Using the SemPolicy Manager Tool (1) We evaluated the tool on a specific use case: the collection of social network data from Facebook and Twitter, and the enforcement on those data of certain articles of the EU Directive 95/46/EC, stating the necessity of anonymization of personal data and of data revealing confidential information on people (point 26, Article 2 and 8). The enforced policies are: Policy 1. It is obligatory to make anonymous all personal data relating to an identified or identifiable natural person in order to store, retrieve, and use them. Those properties include: username, user ID, first name, last name, full name, web site. Policy 2. It is obligatory to anonymize or remove a text if it reveals racial or ethnic origin, political opinions, religious or philosophical beliefs.

Policy 1 and 2 -> 3 Obligations From Policy 1 and 2 we formalized the following three obligations having an activation condition and an action to be performed: Policy 1-Obligation 1: it is activated when in the SN Ontology there is a user personal data which is not popular. The obliged action consists in retrieving all user's personal information and then anonymize them. Policy 1-Obligation 2: it is activated when in the SN Ontology there is a message (the content of a post or of a comment or of a twit) and it contains personal information. The obliged action consists in anonymizing all personal information that appear in the content of posts/comments/twits. Policy 2-Obligation 1: it is activated when in the semantically enriched collected data there is a statement (post or comment or twit) whose content is related to a sensitive topic. The obliged action consists in removing sensitive topics in the content of posts or comments, or twitts.

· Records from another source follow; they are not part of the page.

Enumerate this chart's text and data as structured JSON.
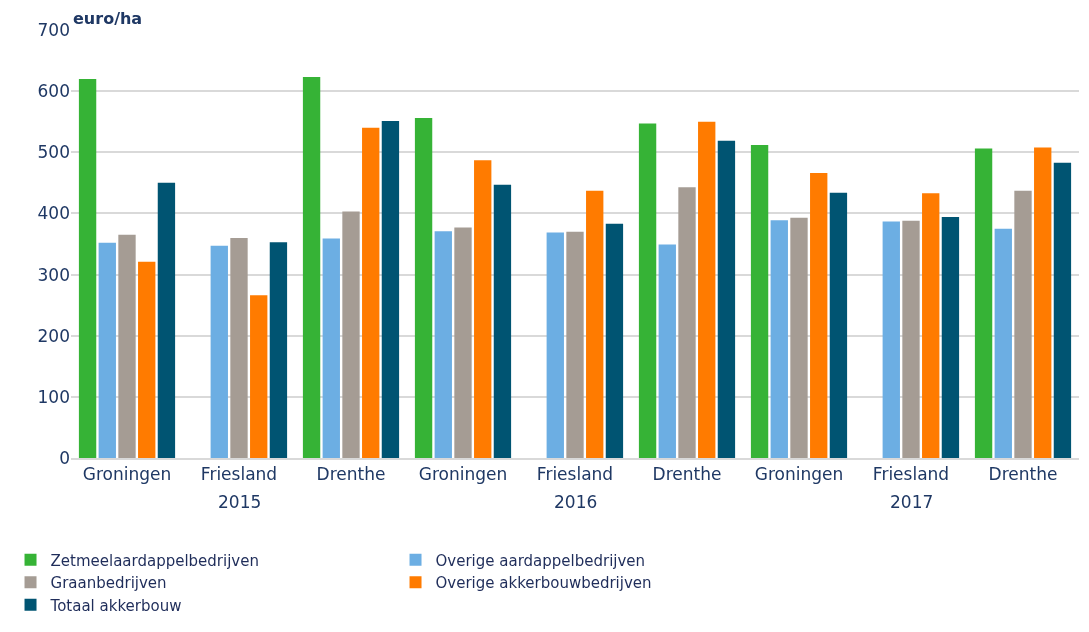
{
  "chart_data": {
    "type": "bar",
    "ylabel": "euro/ha",
    "categories": [
      "Groningen",
      "Friesland",
      "Drenthe",
      "Groningen",
      "Friesland",
      "Drenthe",
      "Groningen",
      "Friesland",
      "Drenthe"
    ],
    "annotations": [
      "2015",
      "2016",
      "2017"
    ],
    "series": [
      {
        "name": "Zetmeelaardappelbedrijven",
        "color": "#36b336",
        "values": [
          620,
          null,
          623,
          556,
          null,
          547,
          512,
          null,
          506
        ]
      },
      {
        "name": "Overige aardappelbedrijven",
        "color": "#6caee3",
        "values": [
          352,
          347,
          359,
          371,
          369,
          349,
          389,
          387,
          375
        ]
      },
      {
        "name": "Graanbedrijven",
        "color": "#a59c94",
        "values": [
          365,
          360,
          403,
          377,
          370,
          443,
          393,
          388,
          437
        ]
      },
      {
        "name": "Overige akkerbouwbedrijven",
        "color": "#ff7b00",
        "values": [
          321,
          266,
          540,
          487,
          437,
          550,
          466,
          433,
          508
        ]
      },
      {
        "name": "Totaal akkerbouw",
        "color": "#005472",
        "values": [
          450,
          353,
          551,
          447,
          383,
          519,
          434,
          394,
          483
        ]
      }
    ],
    "ylim": [
      0,
      700
    ],
    "yticks": [
      0,
      100,
      200,
      300,
      400,
      500,
      600,
      700
    ],
    "grid": "y",
    "legend": "bottom"
  }
}
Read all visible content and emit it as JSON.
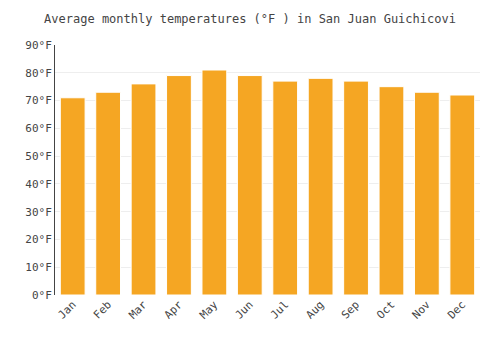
{
  "chart_data": {
    "type": "bar",
    "title": "Average monthly temperatures (°F ) in San Juan Guichicovi",
    "categories": [
      "Jan",
      "Feb",
      "Mar",
      "Apr",
      "May",
      "Jun",
      "Jul",
      "Aug",
      "Sep",
      "Oct",
      "Nov",
      "Dec"
    ],
    "values": [
      71,
      73,
      76,
      79,
      81,
      79,
      77,
      78,
      77,
      75,
      73,
      72
    ],
    "color": "#F5A623",
    "ylim": [
      0,
      90
    ],
    "yticks": [
      {
        "value": 0,
        "label": "0°F"
      },
      {
        "value": 10,
        "label": "10°F"
      },
      {
        "value": 20,
        "label": "20°F"
      },
      {
        "value": 30,
        "label": "30°F"
      },
      {
        "value": 40,
        "label": "40°F"
      },
      {
        "value": 50,
        "label": "50°F"
      },
      {
        "value": 60,
        "label": "60°F"
      },
      {
        "value": 70,
        "label": "70°F"
      },
      {
        "value": 80,
        "label": "80°F"
      },
      {
        "value": 90,
        "label": "90°F"
      }
    ],
    "grid": true
  }
}
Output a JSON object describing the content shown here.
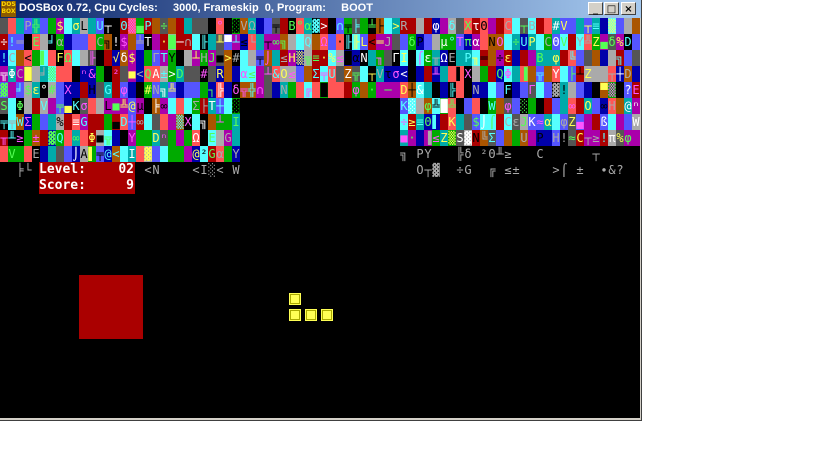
{
  "window": {
    "title": "DOSBox 0.72, Cpu Cycles:     3000, Frameskip  0, Program:     BOOT",
    "logo": "DOS BOX"
  },
  "hud": {
    "level_label": "Level:",
    "level_value": "02",
    "score_label": "Score:",
    "score_value": "9"
  },
  "colors": {
    "hud_bg": "#aa0000",
    "piece": "#ffff55",
    "screen_bg": "#000000"
  },
  "piece": {
    "shape": "L",
    "cells": [
      [
        0,
        0
      ],
      [
        0,
        1
      ],
      [
        1,
        1
      ],
      [
        2,
        1
      ]
    ]
  }
}
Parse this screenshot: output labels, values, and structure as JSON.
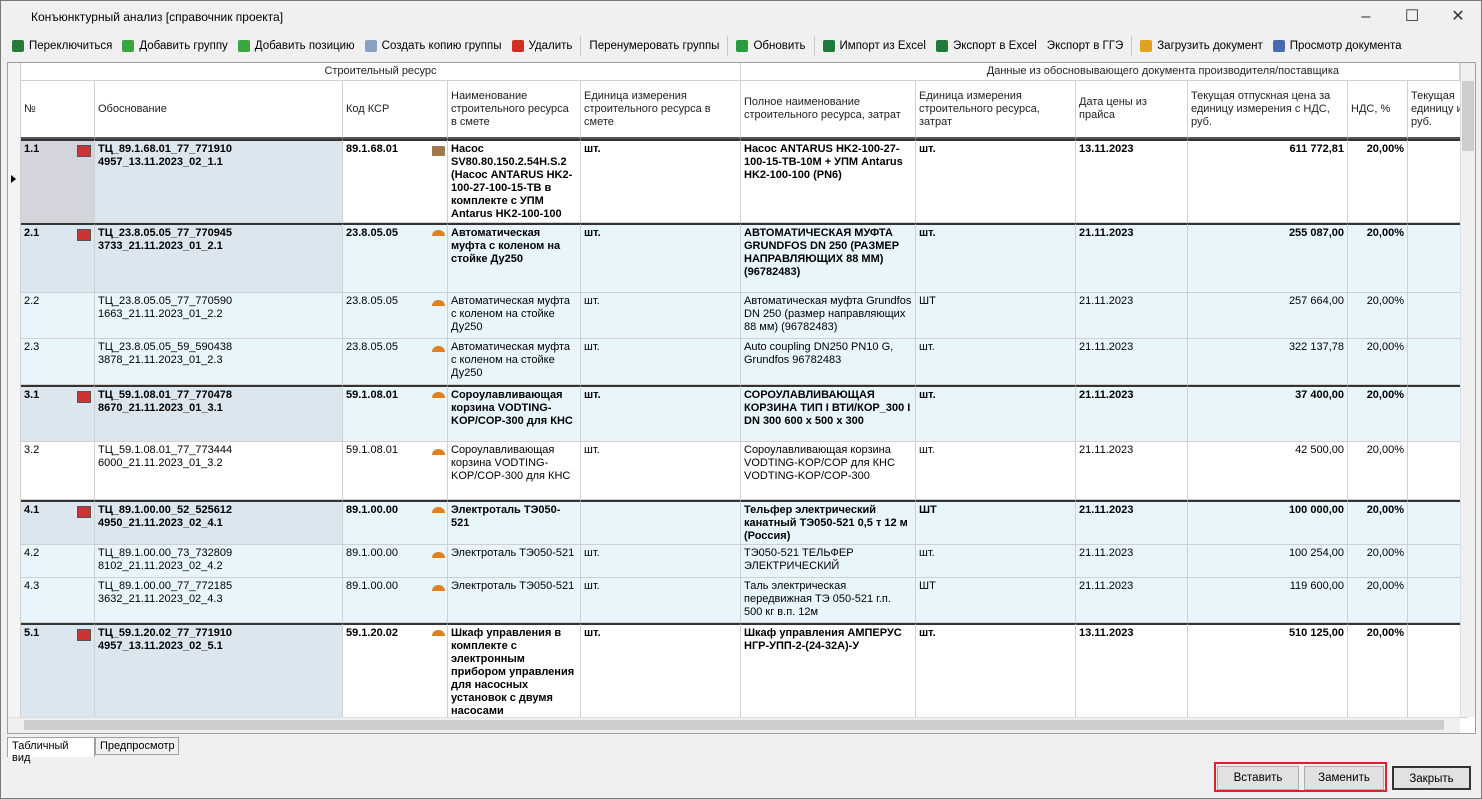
{
  "window": {
    "title": "Конъюнктурный анализ [справочник проекта]"
  },
  "toolbar": [
    "Переключиться",
    "Добавить группу",
    "Добавить позицию",
    "Создать копию группы",
    "Удалить",
    "Перенумеровать группы",
    "Обновить",
    "Импорт из Excel",
    "Экспорт в Excel",
    "Экспорт в ГГЭ",
    "Загрузить документ",
    "Просмотр документа"
  ],
  "table": {
    "groups": [
      "Строительный ресурс",
      "Данные из обосновывающего документа производителя/поставщика"
    ],
    "columns": [
      "№",
      "Обоснование",
      "Код КСР",
      "Наименование строительного ресурса в смете",
      "Единица измерения строительного ресурса в смете",
      "Полное наименование строительного ресурса, затрат",
      "Единица измерения строительного ресурса, затрат",
      "Дата цены из прайса",
      "Текущая отпускная цена за единицу измерения с НДС, руб.",
      "НДС, %",
      "Текущая\nединицу и\nруб."
    ],
    "rows": [
      {
        "group": true,
        "cells": [
          "1.1",
          "ТЦ_89.1.68.01_77_771910\n4957_13.11.2023_02_1.1",
          "89.1.68.01",
          "Насос SV80.80.150.2.54H.S.2 (Насос ANTARUS HK2-100-27-100-15-TB в комплекте с УПМ Antarus HK2-100-100",
          "шт.",
          "Насос ANTARUS HK2-100-27-100-15-TB-10M + УПМ Antarus HK2-100-100 (PN6)",
          "шт.",
          "13.11.2023",
          "611 772,81",
          "20,00%"
        ]
      },
      {
        "group": true,
        "cells": [
          "2.1",
          "ТЦ_23.8.05.05_77_770945\n3733_21.11.2023_01_2.1",
          "23.8.05.05",
          "Автоматическая муфта с коленом на стойке Ду250",
          "шт.",
          "АВТОМАТИЧЕСКАЯ МУФТА GRUNDFOS DN 250 (РАЗМЕР НАПРАВЛЯЮЩИХ 88 ММ) (96782483)",
          "шт.",
          "21.11.2023",
          "255 087,00",
          "20,00%"
        ]
      },
      {
        "group": false,
        "cells": [
          "2.2",
          "ТЦ_23.8.05.05_77_770590\n1663_21.11.2023_01_2.2",
          "23.8.05.05",
          "Автоматическая муфта с коленом на стойке Ду250",
          "шт.",
          "Автоматическая муфта Grundfos DN 250 (размер направляющих 88 мм) (96782483)",
          "ШТ",
          "21.11.2023",
          "257 664,00",
          "20,00%"
        ]
      },
      {
        "group": false,
        "cells": [
          "2.3",
          "ТЦ_23.8.05.05_59_590438\n3878_21.11.2023_01_2.3",
          "23.8.05.05",
          "Автоматическая муфта с коленом на стойке Ду250",
          "шт.",
          "Auto coupling DN250 PN10 G, Grundfos 96782483",
          "шт.",
          "21.11.2023",
          "322 137,78",
          "20,00%"
        ]
      },
      {
        "group": true,
        "cells": [
          "3.1",
          "ТЦ_59.1.08.01_77_770478\n8670_21.11.2023_01_3.1",
          "59.1.08.01",
          "Сороулавливающая корзина VODTING-KOP/COP-300 для КНС",
          "шт.",
          "СОРОУЛАВЛИВАЮЩАЯ КОРЗИНА ТИП I ВТИ/КОР_300 I DN 300 600 x 500 x 300",
          "шт.",
          "21.11.2023",
          "37 400,00",
          "20,00%"
        ]
      },
      {
        "group": false,
        "cells": [
          "3.2",
          "ТЦ_59.1.08.01_77_773444\n6000_21.11.2023_01_3.2",
          "59.1.08.01",
          "Сороулавливающая корзина VODTING-KOP/COP-300 для КНС",
          "шт.",
          "Сороулавливающая корзина VODTING-KOP/COP для КНС VODTING-KOP/COP-300",
          "шт.",
          "21.11.2023",
          "42 500,00",
          "20,00%"
        ]
      },
      {
        "group": true,
        "cells": [
          "4.1",
          "ТЦ_89.1.00.00_52_525612\n4950_21.11.2023_02_4.1",
          "89.1.00.00",
          "Электроталь ТЭ050-521",
          null,
          "Тельфер электрический канатный ТЭ050-521 0,5 т 12 м (Россия)",
          "ШТ",
          "21.11.2023",
          "100 000,00",
          "20,00%"
        ]
      },
      {
        "group": false,
        "cells": [
          "4.2",
          "ТЦ_89.1.00.00_73_732809\n8102_21.11.2023_02_4.2",
          "89.1.00.00",
          "Электроталь ТЭ050-521",
          "шт.",
          "ТЭ050-521 ТЕЛЬФЕР ЭЛЕКТРИЧЕСКИЙ",
          "шт.",
          "21.11.2023",
          "100 254,00",
          "20,00%"
        ]
      },
      {
        "group": false,
        "cells": [
          "4.3",
          "ТЦ_89.1.00.00_77_772185\n3632_21.11.2023_02_4.3",
          "89.1.00.00",
          "Электроталь ТЭ050-521",
          "шт.",
          "Таль электрическая передвижная ТЭ 050-521 г.п. 500 кг в.п. 12м",
          "ШТ",
          "21.11.2023",
          "119 600,00",
          "20,00%"
        ]
      },
      {
        "group": true,
        "cells": [
          "5.1",
          "ТЦ_59.1.20.02_77_771910\n4957_13.11.2023_02_5.1",
          "59.1.20.02",
          "Шкаф управления в комплекте с электронным прибором управления для насосных установок с двумя насосами",
          "шт.",
          "Шкаф управления АМПЕРУС НГР-УПП-2-(24-32А)-У",
          "шт.",
          "13.11.2023",
          "510 125,00",
          "20,00%"
        ]
      }
    ]
  },
  "tabs": [
    "Табличный вид",
    "Предпросмотр"
  ],
  "buttons": [
    "Вставить",
    "Заменить",
    "Закрыть"
  ]
}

Using the SemPolicy Manager Tool (2) The Semantic Analysis Component needs to identify in the collected data (post, comments, and twits) 1. personal data: first name, last name, full name (of people), web sites (popular names do not need to be anonymized) 2. sensitive data: data revealing racial or ethnic origin, political opinions, religious or philosophical beliefs. The Enforcement Service is in charge of checking if the policies, stored in the Policy Ontology, are active (this depends on the semantic content of the collected data) and it is in charge of enforcing the active policies.

Evaluation of the SemPolicy Manager Tool The response time, for the enforcement of the three obligations* reaches a stable level at some point, this means that our application can be applied in reality. 1.The first obligation takes more time (with Facebook data it takes 50 minutes with 200 seed users, with Twitter data it takes 12 minutes with 500 users) than the other ones because there are many private attributes of facebook/twitter users, even more than the number of private data entries found within the messages. 2.The second obligation requires 5 minutes for 200 Facebook seed users and 12 minutes for 500 Twitter users. 3.The third obligation requires 0.20 minutes for 200 Facebook seed users and 0.28 minutes for 400 Twitter users. * using a PC with Intel(R) Core(TM) 2 Quad CPU 3.00Ghz and 4GB RAM

Conclusions Thanks to the use of Semantic Web Technologies for representing the collected data and the policies, it is possible to change the activation condition of the formalized policies without the need to reprogram the tool The tool can be used to enforce other policies but it may be necessary to program the software for the execution of the obliged action and/or extending the Semantic Analysis Component In our future work we plan to study how to improve the user interface of the SemPolicy Manager Tool

Thank you for your attention! Questions?